If you are planning a trip to New Zealand and want to visit some top spots for scenery, below is a brief guide that might help you to achieve those goals! These are personal favourites of mine, but I have also chosen those places that have proved to be the most popular by visitors, photographers, bloggers and social media experts exploring the country.
As with all locations in New Zealand, there is a lot of history and importance associated with the Maori culture, and also with keeping our country clean and predator free. Please respect the wishes of Maori iwi if you come across areas that have cultural significance, and please obey the rules.
The Wanaka Tree
The famous willow tree of Lake Wanaka in the South Island. It started off as a farmer’s fence post, and through its resilience, has made its stand as one of the world’s most photographed trees in one of the most beautiful settings. A must do stop if ever visiting this amazing part of New Zealand.
The Hooker Valley walk in Mount Cook National Park is a track that leads to probably one of the most incredible settings in New Zealand. The easy 1 ½ hour hike allows you to stand at the foot of Mount Cook, and if that wasn’t enough, you are surrounded by the Hooker Glacier Lake, which is often filled with icebergs and in winter surrounded by snow.
Milford Sound Piopiotahi
If you want an easy but amazing photo opportunity, Milford Sound in the South Island is where you should go. You will get stunning views of Mitre Peak (1,692m), the sound and surrounding mountains, and if you are lucky, beautiful reflections on a windless day. Milford Sound is renowned for its moody weather, but this place honestly looks incredible no matter what the weather is doing.
The district of Taranaki lies on the west coast of the North Island and is surrounded by some of the best scenery the north island can offer. The climb to the Pouakai tarns on Mount Taranaki is a 2 hour slog up a whole lot of stairs, but there is a hut up the top where you can rest your bones, and then just 20 minutes on from that lies one of the best photo opportunities with this magic mountain. Two alpine tarns lie perfectly placed by nature to allow you to capture Mount Taranaki reflecting on a windless day. This mountain is another spot that is renowned for its unpredictable weather, so you must make sure you are fully equipped with hiking gear and warm clothing.
This hike is not so easy, but the view at the end is absolutely breathtaking. After climbing approximately 3 ½ hours and 1,578 metres, the view from the summit of Mount Roy in Wanaka just can not be beaten. Look out over Lake Wanaka, across the Matukituki valley , clear views of Mount Aspiring, and see as far as the Hawkdun Range in Central Otago. A must do if you are fit and willing.
Nugget Point Lighthouse
Feel as though you are at the edge of the world with nothing but the ocean as far as the eye can see.
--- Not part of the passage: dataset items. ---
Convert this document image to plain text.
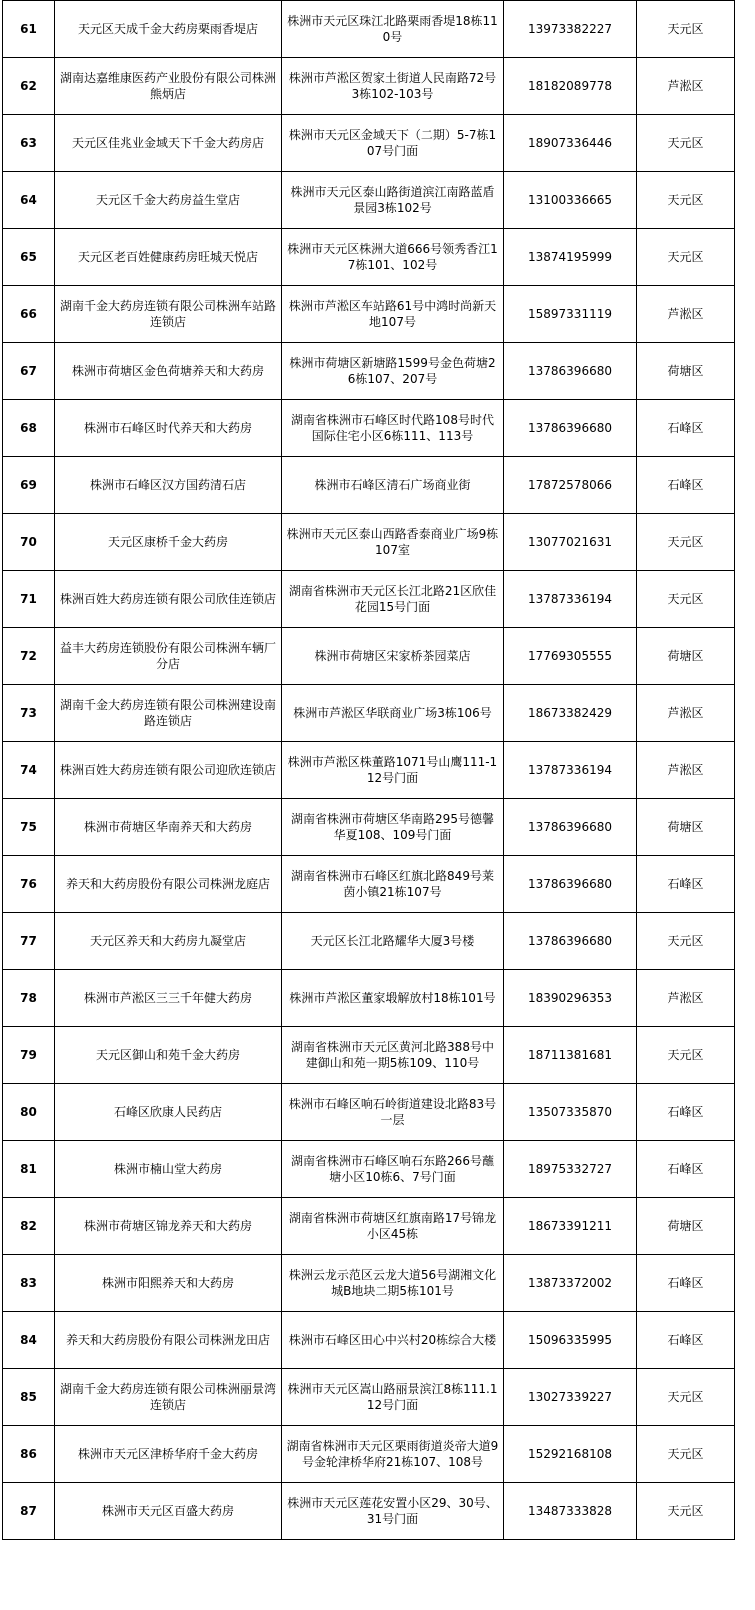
61	天元区天成千金大药房栗雨香堤店	株洲市天元区珠江北路栗雨香堤18栋110号	13973382227	天元区
62	湖南达嘉维康医药产业股份有限公司株洲熊炳店	株洲市芦淞区贺家土街道人民南路72号3栋102-103号	18182089778	芦淞区
63	天元区佳兆业金域天下千金大药房店	株洲市天元区金域天下（二期）5-7栋107号门面	18907336446	天元区
64	天元区千金大药房益生堂店	株洲市天元区泰山路街道滨江南路蓝盾景园3栋102号	13100336665	天元区
65	天元区老百姓健康药房旺城天悦店	株洲市天元区株洲大道666号领秀香江17栋101、102号	13874195999	天元区
66	湖南千金大药房连锁有限公司株洲车站路连锁店	株洲市芦淞区车站路61号中鸿时尚新天地107号	15897331119	芦淞区
67	株洲市荷塘区金色荷塘养天和大药房	株洲市荷塘区新塘路1599号金色荷塘26栋107、207号	13786396680	荷塘区
68	株洲市石峰区时代养天和大药房	湖南省株洲市石峰区时代路108号时代国际住宅小区6栋111、113号	13786396680	石峰区
69	株洲市石峰区汉方国药清石店	株洲市石峰区清石广场商业街	17872578066	石峰区
70	天元区康桥千金大药房	株洲市天元区泰山西路香泰商业广场9栋107室	13077021631	天元区
71	株洲百姓大药房连锁有限公司欣佳连锁店	湖南省株洲市天元区长江北路21区欣佳花园15号门面	13787336194	天元区
72	益丰大药房连锁股份有限公司株洲车辆厂分店	株洲市荷塘区宋家桥茶园菜店	17769305555	荷塘区
73	湖南千金大药房连锁有限公司株洲建设南路连锁店	株洲市芦淞区华联商业广场3栋106号	18673382429	芦淞区
74	株洲百姓大药房连锁有限公司迎欣连锁店	株洲市芦淞区株董路1071号山鹰111-112号门面	13787336194	芦淞区
75	株洲市荷塘区华南养天和大药房	湖南省株洲市荷塘区华南路295号德馨华夏108、109号门面	13786396680	荷塘区
76	养天和大药房股份有限公司株洲龙庭店	湖南省株洲市石峰区红旗北路849号莱茵小镇21栋107号	13786396680	石峰区
77	天元区养天和大药房九凝堂店	天元区长江北路耀华大厦3号楼	13786396680	天元区
78	株洲市芦淞区三三千年健大药房	株洲市芦淞区董家塅解放村18栋101号	18390296353	芦淞区
79	天元区御山和苑千金大药房	湖南省株洲市天元区黄河北路388号中建御山和苑一期5栋109、110号	18711381681	天元区
80	石峰区欣康人民药店	株洲市石峰区响石岭街道建设北路83号一层	13507335870	石峰区
81	株洲市楠山堂大药房	湖南省株洲市石峰区响石东路266号蘸塘小区10栋6、7号门面	18975332727	石峰区
82	株洲市荷塘区锦龙养天和大药房	湖南省株洲市荷塘区红旗南路17号锦龙小区45栋	18673391211	荷塘区
83	株洲市阳熙养天和大药房	株洲云龙示范区云龙大道56号湖湘文化城B地块二期5栋101号	13873372002	石峰区
84	养天和大药房股份有限公司株洲龙田店	株洲市石峰区田心中兴村20栋综合大楼	15096335995	石峰区
85	湖南千金大药房连锁有限公司株洲丽景湾连锁店	株洲市天元区嵩山路丽景滨江8栋111.112号门面	13027339227	天元区
86	株洲市天元区津桥华府千金大药房	湖南省株洲市天元区栗雨街道炎帝大道9号金轮津桥华府21栋107、108号	15292168108	天元区
87	株洲市天元区百盛大药房	株洲市天元区莲花安置小区29、30号、31号门面	13487333828	天元区
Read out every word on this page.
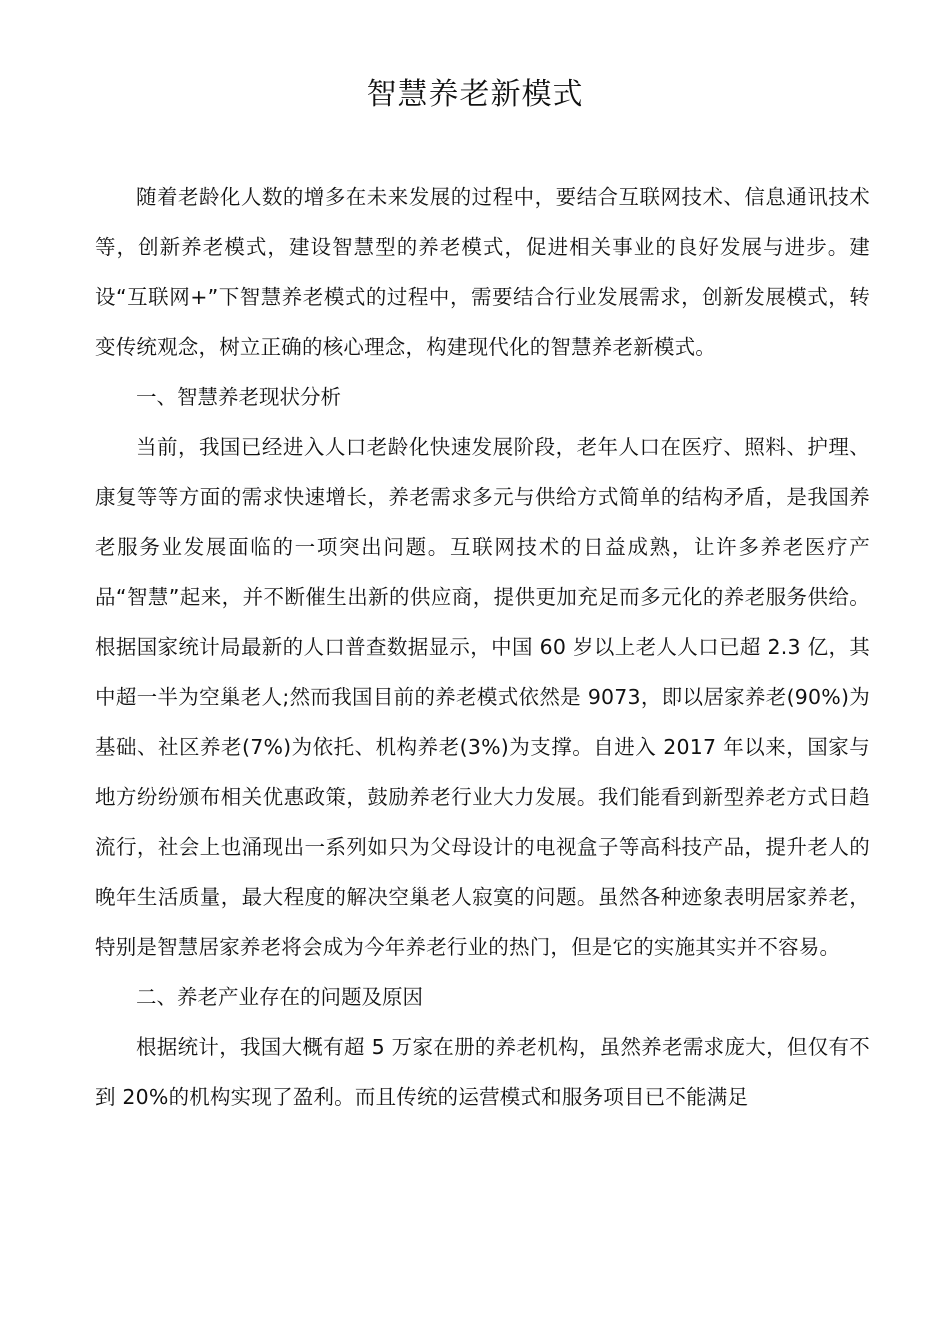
智慧养老新模式

随着老龄化人数的增多在未来发展的过程中，要结合互联网技术、信息通讯技术等，创新养老模式，建设智慧型的养老模式，促进相关事业的良好发展与进步。建设“互联网+”下智慧养老模式的过程中，需要结合行业发展需求，创新发展模式，转变传统观念，树立正确的核心理念，构建现代化的智慧养老新模式。

一、智慧养老现状分析

当前，我国已经进入人口老龄化快速发展阶段，老年人口在医疗、照料、护理、康复等等方面的需求快速增长，养老需求多元与供给方式简单的结构矛盾，是我国养老服务业发展面临的一项突出问题。互联网技术的日益成熟，让许多养老医疗产品“智慧”起来，并不断催生出新的供应商，提供更加充足而多元化的养老服务供给。根据国家统计局最新的人口普查数据显示，中国 60 岁以上老人人口已超 2.3 亿，其中超一半为空巢老人;然而我国目前的养老模式依然是 9073，即以居家养老(90%)为基础、社区养老(7%)为依托、机构养老(3%)为支撑。自进入 2017 年以来，国家与地方纷纷颁布相关优惠政策，鼓励养老行业大力发展。我们能看到新型养老方式日趋流行，社会上也涌现出一系列如只为父母设计的电视盒子等高科技产品，提升老人的晚年生活质量，最大程度的解决空巢老人寂寞的问题。虽然各种迹象表明居家养老，特别是智慧居家养老将会成为今年养老行业的热门，但是它的实施其实并不容易。

二、养老产业存在的问题及原因

根据统计，我国大概有超 5 万家在册的养老机构，虽然养老需求庞大，但仅有不到 20%的机构实现了盈利。而且传统的运营模式和服务项目已不能满足
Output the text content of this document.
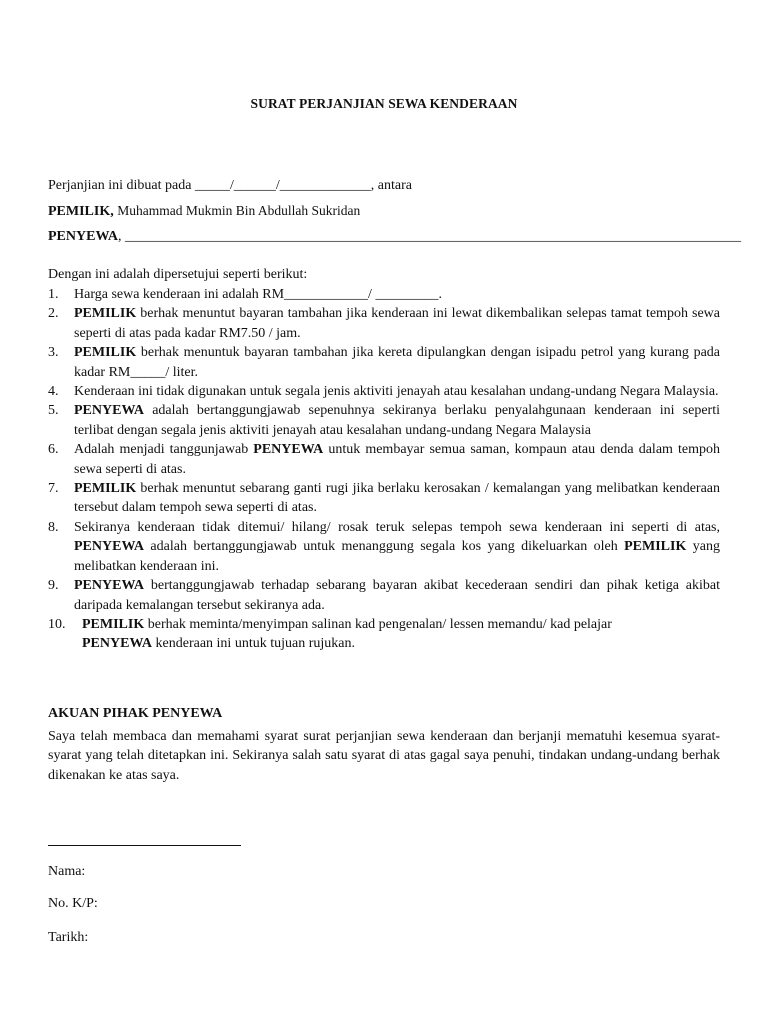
SURAT PERJANJIAN SEWA KENDERAAN
Perjanjian ini dibuat pada _____/______/_____________, antara
PEMILIK, Muhammad Mukmin Bin Abdullah Sukridan
PENYEWA, ________________________________________________________________________________________
Dengan ini adalah dipersetujui seperti berikut:
1.	Harga sewa kenderaan ini adalah RM____________/ _________.
2.	PEMILIK berhak menuntut bayaran tambahan jika kenderaan ini lewat dikembalikan selepas tamat tempoh sewa seperti di atas pada kadar RM7.50 / jam.
3.	PEMILIK berhak menuntuk bayaran tambahan jika kereta dipulangkan dengan isipadu petrol yang kurang pada kadar RM_____/ liter.
4.	Kenderaan ini tidak digunakan untuk segala jenis aktiviti jenayah atau kesalahan undang-undang Negara Malaysia.
5.	PENYEWA adalah bertanggungjawab sepenuhnya sekiranya berlaku penyalahgunaan kenderaan ini seperti terlibat dengan segala jenis aktiviti jenayah atau kesalahan undang-undang Negara Malaysia
6.	Adalah menjadi tanggunjawab PENYEWA untuk membayar semua saman, kompaun atau denda dalam tempoh sewa seperti di atas.
7.	PEMILIK berhak menuntut sebarang ganti rugi jika berlaku kerosakan / kemalangan yang melibatkan kenderaan tersebut dalam tempoh sewa seperti di atas.
8.	Sekiranya kenderaan tidak ditemui/ hilang/ rosak teruk selepas tempoh sewa kenderaan ini seperti di atas, PENYEWA adalah bertanggungjawab untuk menanggung segala kos yang dikeluarkan oleh PEMILIK yang melibatkan kenderaan ini.
9.	PENYEWA bertanggungjawab terhadap sebarang bayaran akibat kecederaan sendiri dan pihak ketiga akibat daripada kemalangan tersebut sekiranya ada.
10.	PEMILIK berhak meminta/menyimpan salinan kad pengenalan/ lessen memandu/ kad pelajar
PENYEWA kenderaan ini untuk tujuan rujukan.
AKUAN PIHAK PENYEWA
Saya telah membaca dan memahami syarat surat perjanjian sewa kenderaan dan berjanji mematuhi kesemua syarat-syarat yang telah ditetapkan ini. Sekiranya salah satu syarat di atas gagal saya penuhi, tindakan undang-undang berhak dikenakan ke atas saya.
Nama:
No. K/P:
Tarikh:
This spot on the Catlins Coast of the South Island is truly breathtaking and also home to a vast range of New Zealand’s wildlife. Penguins, sea birds and fur seals can be seen here along with many other marine mammal species. The nuggets can be clearly seen from the many view points, and tied in with the lighthouse make for a great photo opportunity.
The Road to Mount Cook
Quite possibly one of the best scenic roads in New Zealand. This 55 km stretch of road follows the shores of Lake Pukaki with its incredible ice blue water, and finishes at Mount Cook village where you can start the hike to Hooker Lake. So many photo opportunities along this route, and if you get tired of doing that, you can just take in the scenery and enjoy the ride.
Voted Number 1 in New Zealand’s most instagrammed locations, it’s not hard to see why people flock to the shores of Lake Tekapo in the Mackenzie District of the South Island. Home to The Church of the Good Shepherd, the beautiful blue tones of Lake Tekapo, and siutated in New Zealand's dark sky reserve for star gazing, this place really is a photographers dream.
Tasman Glacier Lake
This spot is probably my favourite in the whole of the South Island, but is also a place where you can see the effects of global warming and the harm this causes to the environment. The Tasman Glacier Lake didn’t exist in the 1970’s, and now grows by 500-800 metres per year with the retreat of the Tasman Glacier.
An absolutely amazing photo spot, the scene is truly incredible, but tinged with sadness also.
Lake Tarawera, Rotorua
A favourite in the North Island, and is fast becoming a popular spot for photographers. This lake is surrounded by beautiful forest, and with full views of Mount Tarawera from every angle, makes for a great composition. Famous for its eruption in 1886, the volcano is now extinct, but there is a lot of history tied with both this mountain and lake, and its importance to Maori is significant.
There you have it! Have fun exploring New Zealand!